Ayu menjatuhkan tubuhnya ditempat tidur. lelah begitu terasa hari ini. setelah berlarian mengambil gaun pesta. belum lagi mengerjakan beberapa pekerjaan sebagai asisten manager Lusy.
"Huh,.....! Manager Lusy memang keliatan cantik dan elegan sih,. tapi, sedikit-sedikit harus panggil aku. cuma ambil dokumen harus suruh aku. padahal kan, dokumennya diruangan dia." gerutu Ayu.
Satu pesan masuk.
Manager Lusy: jangan lupa jemput aku di Kavanya salon jam tujuh malam. sopir akan menjemputmu terlebih dulu. jangan lupa memakai gaun.
Ayu: baik.
Ayu mendesah sebal.
"aku mau tidur sebentar. tapi pasti nanti terlambat. Manager Lusy serem kalau lagi marah. lebih baik, aku bersiap sekarang." gumam Ayu sembari bangkit dari tidurnya.

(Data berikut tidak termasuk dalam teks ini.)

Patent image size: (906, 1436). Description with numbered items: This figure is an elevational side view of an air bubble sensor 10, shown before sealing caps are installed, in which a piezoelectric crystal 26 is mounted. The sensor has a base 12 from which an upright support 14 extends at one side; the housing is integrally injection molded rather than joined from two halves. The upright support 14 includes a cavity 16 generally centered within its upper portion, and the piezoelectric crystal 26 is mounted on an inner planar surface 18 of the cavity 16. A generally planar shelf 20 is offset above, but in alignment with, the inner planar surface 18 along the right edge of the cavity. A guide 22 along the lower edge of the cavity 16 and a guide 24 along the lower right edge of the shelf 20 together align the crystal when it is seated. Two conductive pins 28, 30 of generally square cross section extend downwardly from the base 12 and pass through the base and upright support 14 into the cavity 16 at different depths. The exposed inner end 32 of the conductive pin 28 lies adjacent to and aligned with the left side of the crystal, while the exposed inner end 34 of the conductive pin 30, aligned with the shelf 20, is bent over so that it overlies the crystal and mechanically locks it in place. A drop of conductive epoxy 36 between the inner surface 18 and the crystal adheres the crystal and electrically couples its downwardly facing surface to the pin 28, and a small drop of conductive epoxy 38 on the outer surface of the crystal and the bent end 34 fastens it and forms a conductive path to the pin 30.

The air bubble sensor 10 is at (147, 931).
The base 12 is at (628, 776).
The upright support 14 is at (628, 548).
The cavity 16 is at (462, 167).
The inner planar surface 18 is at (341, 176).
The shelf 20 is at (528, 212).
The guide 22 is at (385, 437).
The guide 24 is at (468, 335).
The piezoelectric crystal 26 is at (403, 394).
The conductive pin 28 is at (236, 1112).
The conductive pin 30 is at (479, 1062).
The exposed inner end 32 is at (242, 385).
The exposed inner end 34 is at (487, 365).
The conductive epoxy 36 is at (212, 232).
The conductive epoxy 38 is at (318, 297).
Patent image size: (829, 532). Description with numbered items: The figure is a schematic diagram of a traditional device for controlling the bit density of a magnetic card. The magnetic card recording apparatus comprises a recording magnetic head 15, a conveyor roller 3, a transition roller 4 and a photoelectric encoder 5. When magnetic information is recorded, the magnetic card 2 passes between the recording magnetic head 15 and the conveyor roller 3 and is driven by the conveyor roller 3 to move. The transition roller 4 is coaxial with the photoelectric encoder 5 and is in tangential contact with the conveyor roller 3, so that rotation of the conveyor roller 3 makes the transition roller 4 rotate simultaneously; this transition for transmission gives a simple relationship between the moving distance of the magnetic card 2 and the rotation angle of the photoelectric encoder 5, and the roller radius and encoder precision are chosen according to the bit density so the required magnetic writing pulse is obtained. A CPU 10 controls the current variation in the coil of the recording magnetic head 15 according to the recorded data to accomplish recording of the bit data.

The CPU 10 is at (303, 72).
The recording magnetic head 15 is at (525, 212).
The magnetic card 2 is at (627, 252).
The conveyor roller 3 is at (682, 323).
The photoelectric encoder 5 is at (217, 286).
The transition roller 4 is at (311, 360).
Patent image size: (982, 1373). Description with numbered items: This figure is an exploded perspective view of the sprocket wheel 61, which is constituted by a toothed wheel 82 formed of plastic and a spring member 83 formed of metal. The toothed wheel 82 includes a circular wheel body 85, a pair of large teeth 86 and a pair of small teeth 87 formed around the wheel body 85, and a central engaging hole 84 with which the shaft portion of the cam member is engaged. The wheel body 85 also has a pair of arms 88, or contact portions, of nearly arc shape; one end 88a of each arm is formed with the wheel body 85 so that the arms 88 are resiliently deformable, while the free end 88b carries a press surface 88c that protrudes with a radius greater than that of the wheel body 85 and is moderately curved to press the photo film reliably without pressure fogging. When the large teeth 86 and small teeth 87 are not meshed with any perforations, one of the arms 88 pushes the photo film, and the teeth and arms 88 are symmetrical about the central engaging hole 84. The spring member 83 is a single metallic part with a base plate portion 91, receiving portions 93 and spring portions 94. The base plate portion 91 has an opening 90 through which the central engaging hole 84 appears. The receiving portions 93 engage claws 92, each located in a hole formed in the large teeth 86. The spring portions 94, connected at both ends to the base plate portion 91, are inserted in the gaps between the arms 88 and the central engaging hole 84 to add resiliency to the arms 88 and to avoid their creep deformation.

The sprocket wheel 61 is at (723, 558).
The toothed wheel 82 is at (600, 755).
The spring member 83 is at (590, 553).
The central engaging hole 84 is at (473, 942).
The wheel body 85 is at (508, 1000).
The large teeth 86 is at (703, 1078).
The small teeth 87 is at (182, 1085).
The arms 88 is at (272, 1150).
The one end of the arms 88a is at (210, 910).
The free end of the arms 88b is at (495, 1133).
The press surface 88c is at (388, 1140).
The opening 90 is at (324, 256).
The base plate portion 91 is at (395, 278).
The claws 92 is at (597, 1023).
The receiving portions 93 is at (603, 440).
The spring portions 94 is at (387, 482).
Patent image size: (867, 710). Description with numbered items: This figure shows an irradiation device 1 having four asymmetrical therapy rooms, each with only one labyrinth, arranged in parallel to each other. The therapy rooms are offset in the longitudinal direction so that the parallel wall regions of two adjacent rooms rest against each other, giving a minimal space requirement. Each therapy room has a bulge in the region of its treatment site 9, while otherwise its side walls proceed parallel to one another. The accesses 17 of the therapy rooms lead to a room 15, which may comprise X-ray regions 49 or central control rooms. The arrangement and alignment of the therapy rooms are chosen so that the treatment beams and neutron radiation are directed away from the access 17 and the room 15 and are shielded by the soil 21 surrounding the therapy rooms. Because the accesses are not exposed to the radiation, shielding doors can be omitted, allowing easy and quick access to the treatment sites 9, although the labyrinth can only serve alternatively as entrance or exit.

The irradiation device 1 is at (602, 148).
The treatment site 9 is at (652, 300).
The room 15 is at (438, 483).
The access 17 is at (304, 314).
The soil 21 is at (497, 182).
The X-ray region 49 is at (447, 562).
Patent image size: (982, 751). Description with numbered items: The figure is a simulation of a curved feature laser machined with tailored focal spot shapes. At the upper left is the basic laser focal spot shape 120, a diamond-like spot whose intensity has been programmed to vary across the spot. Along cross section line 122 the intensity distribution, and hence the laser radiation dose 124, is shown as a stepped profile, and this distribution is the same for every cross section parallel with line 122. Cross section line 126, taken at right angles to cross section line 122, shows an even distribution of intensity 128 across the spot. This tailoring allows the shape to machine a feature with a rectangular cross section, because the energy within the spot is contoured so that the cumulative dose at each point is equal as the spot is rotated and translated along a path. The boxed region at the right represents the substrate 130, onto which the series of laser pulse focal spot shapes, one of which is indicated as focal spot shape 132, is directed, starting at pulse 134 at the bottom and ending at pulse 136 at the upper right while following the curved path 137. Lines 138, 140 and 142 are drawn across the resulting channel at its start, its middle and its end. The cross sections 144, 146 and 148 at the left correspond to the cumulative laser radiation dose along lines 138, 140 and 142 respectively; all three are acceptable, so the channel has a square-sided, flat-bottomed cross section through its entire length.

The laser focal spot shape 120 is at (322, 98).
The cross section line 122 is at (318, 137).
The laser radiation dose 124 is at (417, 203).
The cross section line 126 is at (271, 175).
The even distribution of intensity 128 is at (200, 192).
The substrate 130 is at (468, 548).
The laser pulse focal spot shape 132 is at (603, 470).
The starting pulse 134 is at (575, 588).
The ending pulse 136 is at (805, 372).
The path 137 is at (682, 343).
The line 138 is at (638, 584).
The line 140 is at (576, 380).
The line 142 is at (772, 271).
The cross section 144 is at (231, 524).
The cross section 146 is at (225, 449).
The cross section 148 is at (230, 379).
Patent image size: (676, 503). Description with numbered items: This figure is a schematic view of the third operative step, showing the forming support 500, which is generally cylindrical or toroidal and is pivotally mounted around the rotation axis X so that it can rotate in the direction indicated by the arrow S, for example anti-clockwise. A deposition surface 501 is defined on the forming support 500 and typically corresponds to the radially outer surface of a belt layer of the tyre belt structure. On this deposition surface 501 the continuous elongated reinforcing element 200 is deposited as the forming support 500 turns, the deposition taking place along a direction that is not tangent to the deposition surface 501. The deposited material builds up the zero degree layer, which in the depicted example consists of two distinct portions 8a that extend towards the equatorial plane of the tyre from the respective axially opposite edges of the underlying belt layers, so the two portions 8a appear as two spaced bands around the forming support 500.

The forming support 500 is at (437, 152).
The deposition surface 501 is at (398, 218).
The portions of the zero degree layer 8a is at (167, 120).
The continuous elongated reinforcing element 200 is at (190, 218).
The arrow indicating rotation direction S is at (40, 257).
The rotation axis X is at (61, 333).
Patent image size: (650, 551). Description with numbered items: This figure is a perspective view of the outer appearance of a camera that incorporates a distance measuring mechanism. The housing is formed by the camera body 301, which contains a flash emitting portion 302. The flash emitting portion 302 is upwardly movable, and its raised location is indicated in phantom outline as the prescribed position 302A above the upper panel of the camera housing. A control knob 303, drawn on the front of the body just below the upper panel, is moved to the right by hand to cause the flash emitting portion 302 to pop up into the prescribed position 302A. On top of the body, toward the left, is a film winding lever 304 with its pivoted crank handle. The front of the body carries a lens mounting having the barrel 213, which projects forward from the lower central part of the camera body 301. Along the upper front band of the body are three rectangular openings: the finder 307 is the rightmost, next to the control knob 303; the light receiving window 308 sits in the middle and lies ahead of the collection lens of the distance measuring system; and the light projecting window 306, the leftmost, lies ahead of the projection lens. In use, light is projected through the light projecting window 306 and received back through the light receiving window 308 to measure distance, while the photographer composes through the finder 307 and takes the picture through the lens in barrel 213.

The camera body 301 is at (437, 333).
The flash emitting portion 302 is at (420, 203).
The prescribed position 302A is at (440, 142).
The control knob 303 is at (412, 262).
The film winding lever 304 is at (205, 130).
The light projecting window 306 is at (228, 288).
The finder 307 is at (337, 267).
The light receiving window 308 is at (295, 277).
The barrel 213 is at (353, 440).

Tak lama kemudian, Ayu telah siap untuk berangkat. sebelum meninggalkan kamar, Ayu memastikan penampilannya agar tak membuat Manager Lusy merasa malu telah mengajaknya.
Ayu merapikan Dress warna merah marun yang ia kenakan. membenahi sedikit make up yang terlihat tidak rapih. senyumnya mengembang sempurna. merasa sangat puas dengan penampilannya sendiri. setelah semua terlihat sempurna, Ayu keluar dari kamar untuk berangkat. melewati kamar Adrian. Ayu menghentikan langkahnya. mendekatkan telinganya dipintu kamar Adrian.
"Ah,,.. nggak ada suaranya. dia kemana ya belum pulang? aduh,.. kenapa lagi aku harus perduli dia." ucap Ayu sembari meninggalkan Apartemen.
Ayu menunggu di lobby Apartemen. tak lama,sopir Manager Lusy datang. ada keterkejutan diwajahnya saat membuka kaca mobil.
"Ini Ayu?" tanya sopir.
"Iya. memang siapa lagi? terpesona ya? hahahaha,.." ucap Ayu sembari menggoda sopir yang masih sangat muda itu.
"Hehehe,... Iya. kamu lebih cantik dari biasanya." ucap sopir sembari mulai melajukan mobil.
Tak lama kemudian, Ayu dan sopir sampai di salon untuk menjemput Manager Lusy.
ada rasa kagum diwajah Manager Lusy saat melihat penampilan Ayu malam ini.
"Kamu cantik hari ini Yu,." puji Manager Lusy sembari mengambil posisi untuk duduk dimobil.
"Terimakasih Manager Lusy. anda terlihat jauh lebih cantik malam ini." meskipun dalam hati Ayu bergumam sendiri.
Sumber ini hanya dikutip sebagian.